Das Konzept des neuen Norderstedter Hauses sehe vor, was Sozialexperten bei der Betreuung von Obdachlosen verlangen: mehr Privatsphäre. Die 35 Wohnungen in dem Neubau bieten jedem Bewohner 15 Quadratmeter Wohnfläche, dazu ein eigenes Duschbad und eine kleine Pantry, um Mahlzeiten zu kochen. keine Gemeinschaftsduschen- und -waschräume mehr. und auch die Zeiten, als mehrere Bewohner sich zum Kochen einen Herd teilen mussten, sollen im Herbst endgültig vorbei sein am Langenharmer Weg. „Menschen, die aus der Spur geraten sind und ihre Wohnung verloren haben, brauchen einen Rückzugsort, um sich zu sammeln. Sonst haben die keine Chance, eventuell wieder in eine eigene Wohnung zu kommen oder eine Arbeit aufzunehmen“, sagt Thomas Jäger, Stadtvertreter der SPD und Vorsitzender des Sozialausschusses der Stadt. Es seien besonders die Auftritte der Sozialarbeiterin Kristin Willers im Ausschuss gewesen, die der Politik die Augen für das Thema geöffnet hätten. Willers und ihre Kollegin Karen Schueler-Albrecht vom Diakonischen Werk Hamburg-West/Südholstein betreuen im Auftrag der Stadt die Einrichtung am Langenharmer Weg.

„Wohnen und Arbeit“ soll Wohnungslosen bei Lebensplanung helfen

Laut Reinders leben derzeit an die 80 wohnungslose Menschen in der Stadt. „Für sie ist diese Unterkunft ein Rettungsanker.

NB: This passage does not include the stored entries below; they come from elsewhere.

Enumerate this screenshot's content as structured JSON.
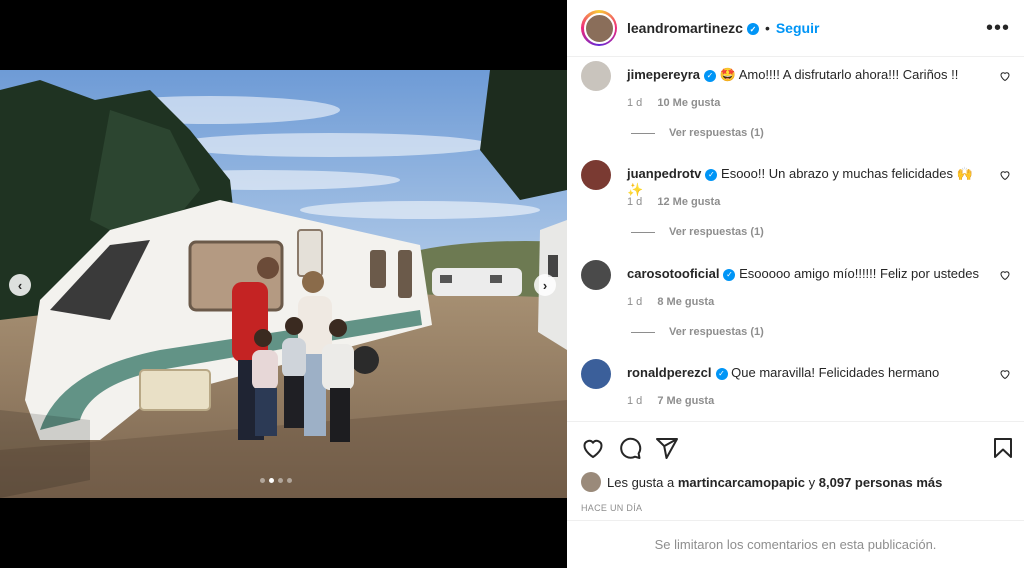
{
  "post": {
    "author": "leandromartinezc",
    "follow_label": "Seguir",
    "separator": "•",
    "more_label": "•••"
  },
  "media": {
    "prev_label": "‹",
    "next_label": "›",
    "slide_count": 4,
    "active_slide": 2
  },
  "comments": [
    {
      "user": "jimepereyra",
      "text": "🤩 Amo!!!! A disfrutarlo ahora!!! Cariños !!",
      "time": "1 d",
      "likes": "10 Me gusta",
      "replies": "Ver respuestas (1)",
      "avatar_color": "#c9c4bd"
    },
    {
      "user": "juanpedrotv",
      "text": "Esooo!! Un abrazo y muchas felicidades 🙌✨",
      "time": "1 d",
      "likes": "12 Me gusta",
      "replies": "Ver respuestas (1)",
      "avatar_color": "#7a3a32"
    },
    {
      "user": "carosotooficial",
      "text": "Esooooo amigo mío!!!!!! Feliz por ustedes",
      "time": "1 d",
      "likes": "8 Me gusta",
      "replies": "Ver respuestas (1)",
      "avatar_color": "#4a4a4a"
    },
    {
      "user": "ronaldperezcl",
      "text": "Que maravilla! Felicidades hermano",
      "time": "1 d",
      "likes": "7 Me gusta",
      "replies": "",
      "avatar_color": "#3b5f9a"
    }
  ],
  "likes_summary": {
    "prefix": "Les gusta a",
    "user": "martincarcamopapic",
    "middle": "y",
    "count": "8,097 personas más"
  },
  "time_ago": "HACE UN DÍA",
  "comments_limited": "Se limitaron los comentarios en esta publicación.",
  "colors": {
    "accent": "#0095f6",
    "muted": "#8e8e8e",
    "text": "#262626"
  }
}
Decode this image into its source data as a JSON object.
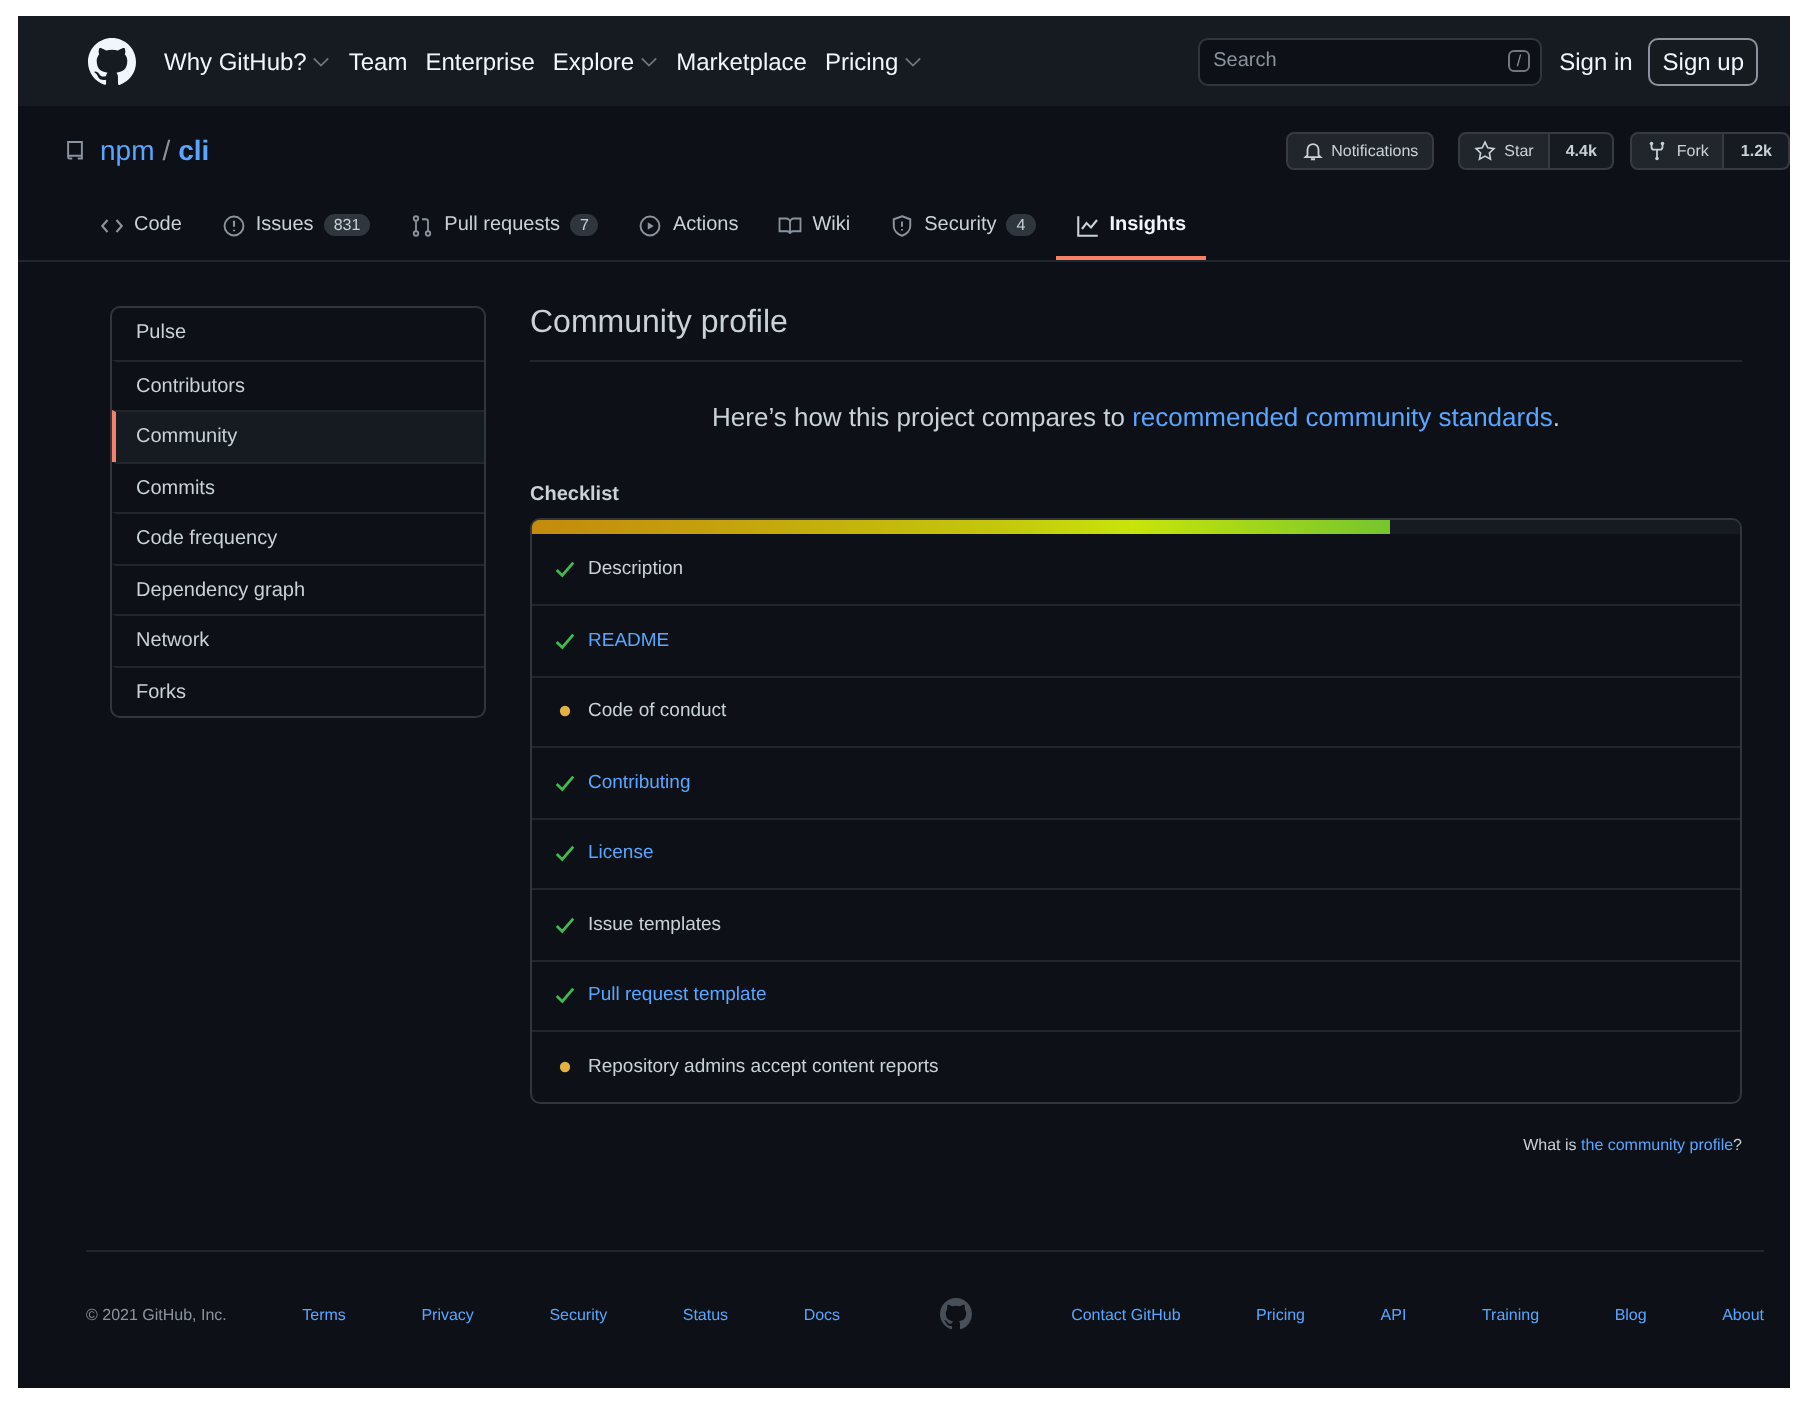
{
  "header": {
    "nav": [
      {
        "label": "Why GitHub?",
        "dropdown": true
      },
      {
        "label": "Team",
        "dropdown": false
      },
      {
        "label": "Enterprise",
        "dropdown": false
      },
      {
        "label": "Explore",
        "dropdown": true
      },
      {
        "label": "Marketplace",
        "dropdown": false
      },
      {
        "label": "Pricing",
        "dropdown": true
      }
    ],
    "search": {
      "placeholder": "Search",
      "key": "/"
    },
    "sign_in": "Sign in",
    "sign_up": "Sign up"
  },
  "repo": {
    "owner": "npm",
    "separator": "/",
    "name": "cli",
    "notifications": "Notifications",
    "star": "Star",
    "star_count": "4.4k",
    "fork": "Fork",
    "fork_count": "1.2k"
  },
  "tabs": [
    {
      "kind": "code",
      "label": "Code",
      "selected": false
    },
    {
      "kind": "issue",
      "label": "Issues",
      "count": "831",
      "selected": false
    },
    {
      "kind": "pr",
      "label": "Pull requests",
      "count": "7",
      "selected": false
    },
    {
      "kind": "play",
      "label": "Actions",
      "selected": false
    },
    {
      "kind": "book",
      "label": "Wiki",
      "selected": false
    },
    {
      "kind": "shield",
      "label": "Security",
      "count": "4",
      "selected": false
    },
    {
      "kind": "graph",
      "label": "Insights",
      "selected": true
    }
  ],
  "sidebar": {
    "items": [
      {
        "label": "Pulse",
        "selected": false
      },
      {
        "label": "Contributors",
        "selected": false
      },
      {
        "label": "Community",
        "selected": true
      },
      {
        "label": "Commits",
        "selected": false
      },
      {
        "label": "Code frequency",
        "selected": false
      },
      {
        "label": "Dependency graph",
        "selected": false
      },
      {
        "label": "Network",
        "selected": false
      },
      {
        "label": "Forks",
        "selected": false
      }
    ]
  },
  "main": {
    "title": "Community profile",
    "intro": "Here’s how this project compares to",
    "intro_link": "recommended community standards",
    "intro_end": ".",
    "checklist_title": "Checklist",
    "level": 0.71,
    "items": [
      {
        "label": "Description",
        "done": true,
        "link": false
      },
      {
        "label": "README",
        "done": true,
        "link": true
      },
      {
        "label": "Code of conduct",
        "done": false,
        "link": false
      },
      {
        "label": "Contributing",
        "done": true,
        "link": true
      },
      {
        "label": "License",
        "done": true,
        "link": true
      },
      {
        "label": "Issue templates",
        "done": true,
        "link": false
      },
      {
        "label": "Pull request template",
        "done": true,
        "link": true
      },
      {
        "label": "Repository admins accept content reports",
        "done": false,
        "link": false
      }
    ],
    "help": "What is",
    "help_link": "the community profile",
    "help_end": "?"
  },
  "footer": {
    "copyright": "© 2021 GitHub, Inc.",
    "left_links": [
      "Terms",
      "Privacy",
      "Security",
      "Status",
      "Docs"
    ],
    "right_links": [
      "Contact GitHub",
      "Pricing",
      "API",
      "Training",
      "Blog",
      "About"
    ]
  }
}
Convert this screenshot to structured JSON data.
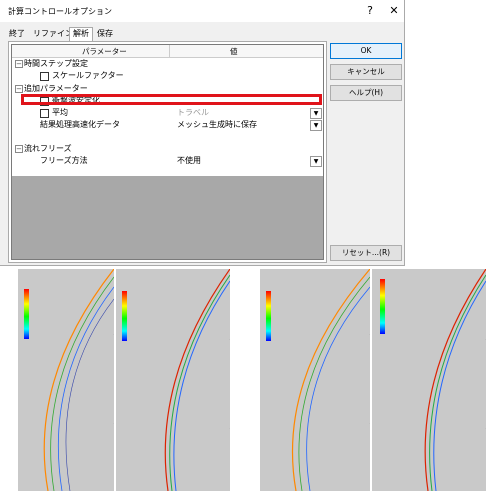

Die angespannte Wohnungsmarktlage ist für diese Personen eine enorme Herausforderung. Durch die Verstärkung der sozialen Wohnraumförderung hoffen wir, dass sich auch ihre Situation verbessert.“

Dass Obdachlose mit der Adresse Langenharmer Weg 132 in Norderstedter so gut wie keine Chancen auf dem Wohnungsmarkt haben, ist nicht erst seit gestern so. Doch geändert hat sich an dieser Lage nicht viel in den vergangenen Jahren. Es hat sich gezeigt, dass es auch an der nötigen Unterstützung der Wohnungslosen bei der Lebensplanung fehlte. das soll sich nun ändern. „Wohnen und Arbeit“ heißt das Projekt der Stadt Norderstedt, des Kreises und des Jobcenters Segeberg sowie der Diakonie Hamburg-West/Südholstein. Von Sozialpädagogen betreut soll am 1. Juni der Versuch gestartet werden, sechs obdachlose Menschen in ein eigenständiges Leben zu führen, sie in Wohnungen und auf dem Arbeitsmarkt unterzubringen. Die Männer und Frauen werden in ihrem Alltag beraten und unterstützt, sie sollen eine Tagesstruktur finden und wieder am gesellschaftlichen Leben teilhaben. Auf zwölf Monate ist das Projekt angelegt. Die Hoffnung ist, dass die Probanden nie mehr an den Langenharmer Weg zurückkehren müssen. Auch ohne sie werden die 35 neuen Ein-Zimmer-Wohnungen im Herbst gut belegt sein. Noch stehen neben dem Neubau zwei der alten Klinker-Unterkünfte. Auch sie werden wohl in Zukunft abgerissen werden, sagt Anette Reinders. „Noch müssen wir aber schauen, wo wir die Leute unterbringen können.“ Neu gebaut werden auf dem Gelände außerdem ein Waschraum mit Waschmaschinen und Trocknern. In einem Technikraum bauen die Stadtwerke Norderstedt ein kleines Blockheizkraftwerk für die Heizung der Wohnungen ein.

Anette Reinders lobte, wie still und leise die Stadt das Projekt in den vergangenen drei Jahren auf den Weg gebracht habe. Und sie machte auch keinen Hehl aus ihren Zweifeln, dass die Chancen für die Verwirklichung des zweigeschossigen Neubaus nicht so gut gewesen wären, wenn die große Flüchtlingswelle nicht erst jetzt so viele Neubürger aus aller Welt nach Norderstedt gespült hätte.